Sufism found its way into India during the eleventh and twelfth centuries when many Sufi saints came to India particularly in Multan and Lahore of the Punjab. The most celebrated of these Sufi saints was Khwaja Muinuddin Chisti who came to Lahore from Ghazni in 1161 and settled in Ajmer under Prithviraj. Muinuddin Chisti is the greatest Sufi and holds the highest position of honor in the history of Sufism. He died in either 1235 or 1236 at Ajmer where his tomb is still today a place of pilgrimage for many.
Muinuddin Chisti founded the Chisti order of the Sufis in India. Shaikh Farid Shakarganj (1175-1265) belonged to the Chisti order of the Sufis, Shaikh Farid was one of the earliest contributors to Punjabi language and his writings are regarded as the earliest specimens of Punjabi. Some of his contributions were incorporated in the Adi Granth by Guru Arjan and Shaikh Farid is known in Sikh tradition as Baba Farid. Shaikh Nizamuddin Auliya (1238-1325) settled near Delhi where his tomb is also a shrine and centre of devotion and proselytism.
Apart from the Chisti order another Sufi order that dominated the Muslim thought during the thirteenth and early years of the fourteenth centuries was Suhrawardy order founded by Sheikh Bahauddin Zakariya.
Besides the Chisti and Suhrawardy orders two more Sufi orders were founded by Sayyid Ghaus Wala Pir and Shaikh Abdul Shattari in the fifteenth century. In the sixteenth century Khwaja Baqi Billah founded the Naqshbandi order.
During the sixteenth and earlier part of the eighteenth the Sufi poets made great contribution to Punjabi literature. Sufi poetry appealed to the heart of the common people and became very popular among all classes of people of the Punjab. Spiritual urges are expressed in terms of simple objects familiar to common folk, such as the spinning wheel, the Persian wheel, the dancing dervishes, characters drawn from popular mythology Hindu as well as Muslim.
Among the Sufis of this period the names of Sultan Bahu, Hafiz Barkhurdar Wajid, Ali Haidar, Shah Hussain and Bulleh Shah deserve mention. Sultan Bahu was a mystic dervish. He expressed himself in passionate poetry of devotion and renunciation. Shah Hussain was a fakir given to free way of life, loved by the people for his sincerity of passion and devotion, but reproved by the orthodox Muslims. The song-lyrics practiced by Hussain and other Sufi poets is known as Kafi. Bulheh Shah was, however, the prince of the Sufi poets.

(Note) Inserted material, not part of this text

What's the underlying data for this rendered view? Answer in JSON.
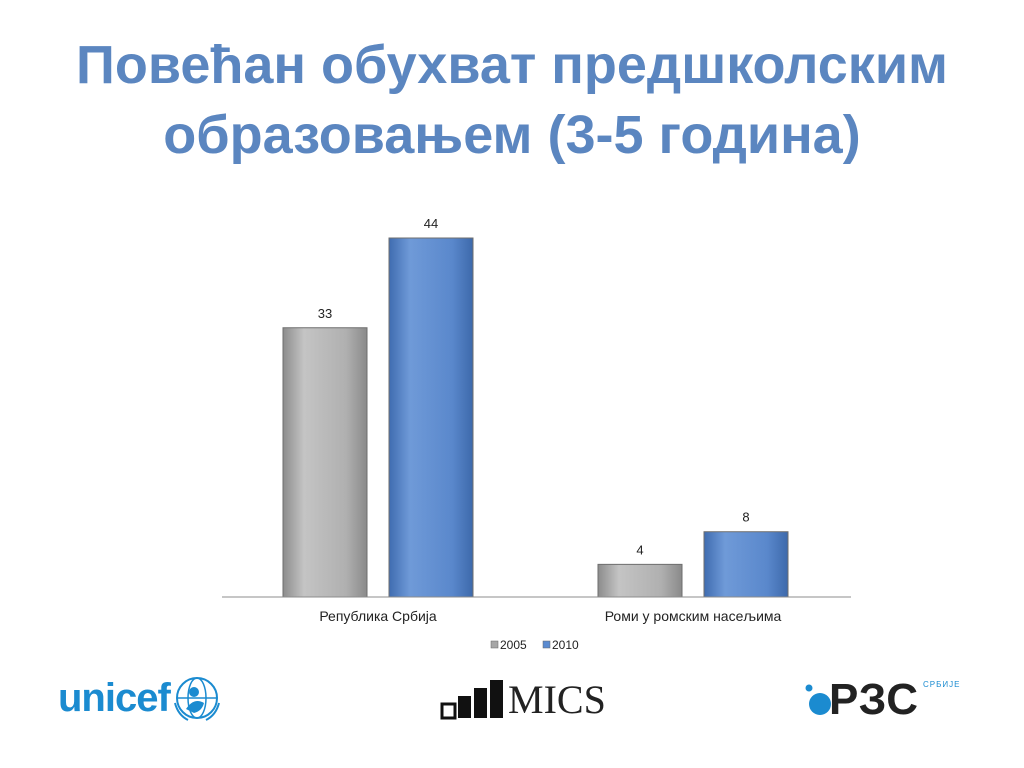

Some sects were founded in the seventeenth century which emphasized the unity of religions between the Hindus and the Muslims.
Under Shah Jahan, the renowned Sufi and author Shaikh Muhibbullah Allahabadi wrote a commentary on Quarn from sufistic view point.
Lastly, it may be pointed out that Sufism helped the spread of Islam in India by emphasizing social equality of all men. Many of the Sufis were men of great learning; they were guides to good life. They are “thought of as forming a bridge of understanding with the Hindu Bhakti movement, with their emphasis on the inner life and the unity of all believers in one God”.